Обер-лейтенант протянул руку в окровавленном бинте и потупил голову. Врач снимал повязку и ворчал:
— Эх вы, дикобразы… до чего довели себя… тьфу… Дети при виде немца в военной форме в обморок приходят. Когда это кончится?!
— Не знаю, — ответил офицер после долгого раздумья. — Я везде вижу это. Мы в Польше были. Та же картина. Боялись дети, боялись взрослые. Там у меня был друг — Вейтлинг. Тоже офицер. В одно воскресенье за городом у нас была пирушка. Пили, пели песни, спорили. Кто-то спросил: «Когда немцев не будут бояться дети?.. Противно…» Вейтлинг встал.

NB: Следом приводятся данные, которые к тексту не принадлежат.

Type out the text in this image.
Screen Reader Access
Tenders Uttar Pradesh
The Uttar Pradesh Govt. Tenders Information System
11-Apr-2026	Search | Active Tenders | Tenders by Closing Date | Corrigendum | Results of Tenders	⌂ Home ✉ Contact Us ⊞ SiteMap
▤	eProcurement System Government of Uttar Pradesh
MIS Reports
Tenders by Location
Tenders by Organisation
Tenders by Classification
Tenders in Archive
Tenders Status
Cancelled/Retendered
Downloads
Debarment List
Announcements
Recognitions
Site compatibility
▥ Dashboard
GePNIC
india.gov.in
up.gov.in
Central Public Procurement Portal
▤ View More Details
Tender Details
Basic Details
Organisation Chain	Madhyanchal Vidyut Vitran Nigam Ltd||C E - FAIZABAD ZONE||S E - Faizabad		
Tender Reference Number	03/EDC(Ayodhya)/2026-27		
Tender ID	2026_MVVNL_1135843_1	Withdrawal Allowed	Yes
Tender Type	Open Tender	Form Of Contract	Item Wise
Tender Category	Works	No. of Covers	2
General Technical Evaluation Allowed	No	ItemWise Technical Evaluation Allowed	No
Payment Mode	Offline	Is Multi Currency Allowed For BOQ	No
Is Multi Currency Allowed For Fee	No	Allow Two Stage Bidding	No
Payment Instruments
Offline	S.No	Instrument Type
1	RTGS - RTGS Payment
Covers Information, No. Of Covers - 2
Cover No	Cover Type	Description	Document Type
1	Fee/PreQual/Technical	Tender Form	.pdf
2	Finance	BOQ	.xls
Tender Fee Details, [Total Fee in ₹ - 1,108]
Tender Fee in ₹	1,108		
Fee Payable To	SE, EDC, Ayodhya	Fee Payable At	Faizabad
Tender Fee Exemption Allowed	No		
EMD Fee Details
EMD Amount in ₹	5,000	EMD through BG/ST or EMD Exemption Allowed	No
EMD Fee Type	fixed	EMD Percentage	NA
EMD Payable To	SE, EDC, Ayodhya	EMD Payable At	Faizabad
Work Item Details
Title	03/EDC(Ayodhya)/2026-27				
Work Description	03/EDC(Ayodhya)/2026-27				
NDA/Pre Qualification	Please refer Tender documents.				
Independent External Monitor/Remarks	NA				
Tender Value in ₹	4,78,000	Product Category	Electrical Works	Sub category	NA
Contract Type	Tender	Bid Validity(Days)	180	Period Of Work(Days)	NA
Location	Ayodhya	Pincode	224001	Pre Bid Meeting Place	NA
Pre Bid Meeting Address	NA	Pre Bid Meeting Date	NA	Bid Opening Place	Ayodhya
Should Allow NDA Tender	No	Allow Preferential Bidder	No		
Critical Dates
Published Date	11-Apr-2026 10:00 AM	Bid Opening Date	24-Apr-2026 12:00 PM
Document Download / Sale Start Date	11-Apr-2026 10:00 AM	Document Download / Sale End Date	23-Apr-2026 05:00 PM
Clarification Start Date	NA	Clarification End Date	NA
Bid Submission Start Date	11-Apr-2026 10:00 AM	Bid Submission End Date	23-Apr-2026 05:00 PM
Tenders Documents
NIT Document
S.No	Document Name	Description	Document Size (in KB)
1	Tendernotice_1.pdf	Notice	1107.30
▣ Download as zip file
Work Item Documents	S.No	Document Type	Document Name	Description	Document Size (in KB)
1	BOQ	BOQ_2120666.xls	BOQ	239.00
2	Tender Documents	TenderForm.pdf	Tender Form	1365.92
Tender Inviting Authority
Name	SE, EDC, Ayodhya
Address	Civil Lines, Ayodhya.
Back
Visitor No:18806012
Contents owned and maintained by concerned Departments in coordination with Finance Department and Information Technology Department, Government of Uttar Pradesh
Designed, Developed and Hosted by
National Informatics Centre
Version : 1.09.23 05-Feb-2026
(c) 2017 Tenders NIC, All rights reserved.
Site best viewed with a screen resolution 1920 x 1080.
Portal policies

Он был пьян и сказал: «Верно, противно… Я скажу, когда не будут бояться немцев: тогда, когда нас русские побьют, когда уничтожат фашизм. Вот когда». Он достал пистолет, выстрелил в воздух все пули и бросил пистолет в реку. «Теперь меня не будут бояться дети», — сказал он.
Ткач с любопытством посмотрел на офицера.
— Ну, и как поживает ваш друг?
— Не знаю, — вяло ответил пленный. — Его в тот же день взяли в гестапо.
Допрос больше не клеился. К тому же выяснилось, что Зеймаль в дубровской кровавой оргии участия не принимал.
Лейтенанта увели. Мы сложили документы, приготовили их к эвакуации на «Большую землю» самолетом, который нам обещали этой же ночью. Вместе с ранеными отправляли и Катрусю. Жалко было с ней расставаться, но держать её в тылу врага мы больше не решались.
Ночью пришел самолет. Быстро, при свете горящих костров, выгрузили боеприпасы, оружие, медикаменты, почту. Притушили костры и быстро погрузили в самолет пленных и раненых. Последним по трапу в самолет поднимался Пидгайный. Он любовно держал на руках Катрусю, а она, в свою очередь, держала в руках кошку. Пидгайный сопровождал Катрусю и раненых на «Большую землю».
Самолет взмыл над кострами и ушел на восток. Я махал вслед ему рукой и говорил:
— На «Большую землю». В большую жизнь. Счастливого пути, Катруся!